Quando vi essa lista de municípios dei por falta de Caldas, onde fica a sede da Epamig, e um dos vinhedos da vinícola de Murilo, a Estrada Real. “Caldas não tem produção de vinho de inverno”, explicou o publicitário e engenheiro agrônomo Matheus Cassimiro Alves, que foi gerente executivo da ANPROVIN entre 2022 e 2024. “Os núcleos regionais são de produtores de vinho de inverno. Caldas, por ser uma região de altitude, tem produção de uvas finas no ciclo normal, de verão”.
Senti falta também de Andradas, Ritápolis e Prados. Todos municípios que sei serem sede de vinícolas. Matheus explicou que todas essas cidades pertencem a outros núcleos. Em algum momento, esses núcleos também se tornarão IPs. Estamos vendo nascer vinhos e regiões vinícolas próximas, mas com características próprias. Algo como acontece na Toscana (Itália), por exemplo, onde o chianti é diferente do brunello di Montalcino, que, por sua vez, é diferente do vino nobile di Montepulciano, apesar de todas essas denominações ficarem a poucos quilômetros de distância umas das outras.

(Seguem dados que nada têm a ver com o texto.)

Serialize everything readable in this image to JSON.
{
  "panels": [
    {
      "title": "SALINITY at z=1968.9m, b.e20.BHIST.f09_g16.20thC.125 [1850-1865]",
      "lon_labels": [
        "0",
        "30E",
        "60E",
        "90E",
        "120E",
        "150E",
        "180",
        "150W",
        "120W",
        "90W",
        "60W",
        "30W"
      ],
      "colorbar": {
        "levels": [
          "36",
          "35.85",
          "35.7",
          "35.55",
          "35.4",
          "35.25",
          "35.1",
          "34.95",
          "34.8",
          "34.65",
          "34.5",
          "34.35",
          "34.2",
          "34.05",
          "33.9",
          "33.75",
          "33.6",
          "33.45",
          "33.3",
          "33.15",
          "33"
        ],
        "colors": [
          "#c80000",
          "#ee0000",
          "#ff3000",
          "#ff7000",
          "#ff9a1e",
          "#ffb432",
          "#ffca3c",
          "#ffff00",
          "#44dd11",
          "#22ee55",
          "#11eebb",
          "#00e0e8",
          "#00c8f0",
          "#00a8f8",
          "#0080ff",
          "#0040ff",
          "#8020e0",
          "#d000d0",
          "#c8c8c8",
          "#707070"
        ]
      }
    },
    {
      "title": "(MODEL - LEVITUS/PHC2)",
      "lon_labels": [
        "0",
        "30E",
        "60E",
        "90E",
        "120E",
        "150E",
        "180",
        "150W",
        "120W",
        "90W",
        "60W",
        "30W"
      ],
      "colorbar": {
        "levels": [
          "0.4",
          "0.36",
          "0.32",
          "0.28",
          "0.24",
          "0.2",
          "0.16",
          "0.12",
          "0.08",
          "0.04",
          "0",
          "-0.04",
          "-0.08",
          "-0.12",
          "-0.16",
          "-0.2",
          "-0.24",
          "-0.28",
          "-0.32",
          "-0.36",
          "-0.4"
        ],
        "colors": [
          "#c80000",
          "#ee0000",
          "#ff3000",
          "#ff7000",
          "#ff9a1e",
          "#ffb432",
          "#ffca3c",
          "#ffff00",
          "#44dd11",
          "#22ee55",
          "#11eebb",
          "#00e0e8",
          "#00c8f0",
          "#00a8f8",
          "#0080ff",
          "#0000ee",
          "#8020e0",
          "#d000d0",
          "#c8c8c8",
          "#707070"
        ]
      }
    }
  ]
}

Num jantar com os produtores, provei recentemente os vinhos da vinícola Bárbara Eliodora, de São Gonçalo do Sapucaí, vinhos que receberão todos a nova IP. Na degustação, havia três ótimos syrahs tintos, em diferentes estilos, mas todos com uma elegância marcante. Gostei especialmente do Syrah Leve, um vinho fresco, bastante frutado, sem passagem por madeira. E, o melhor, um dos mais baratos, R$ 138.
Poucos meses atrás, estive na Vinícola Alma Gerais, em Bom Sucesso, perto de Lavras. Eles apresentaram dois brancos de sauvignon blanc, produzidos de forma diferentes (um deles amadurece em concreto), ambos muito interessantes. Tomamos também um rosé de syrah delicado, fresco, muito gostoso. Os preços variam de R$ 168,00 a R$ 228,00.
Há muito tempo sou fã da vinícola Maria Maria, de Três Pontas. Estive lá uns seis ou sete anos atrás. Na época, eles produziam só sauvignon blanc e syrah (Já deu para reparar que essas são as duas variedades mais comuns na IP, né?). Ambos muito elegantes. Mais tarde, provei também o espumante. Delicioso. Uma coisa que, de cara me chamou a atenção no seus vinhos, foi o floral que aparece no syrah. Talvez essa seja uma marca da IP Sul de Minas.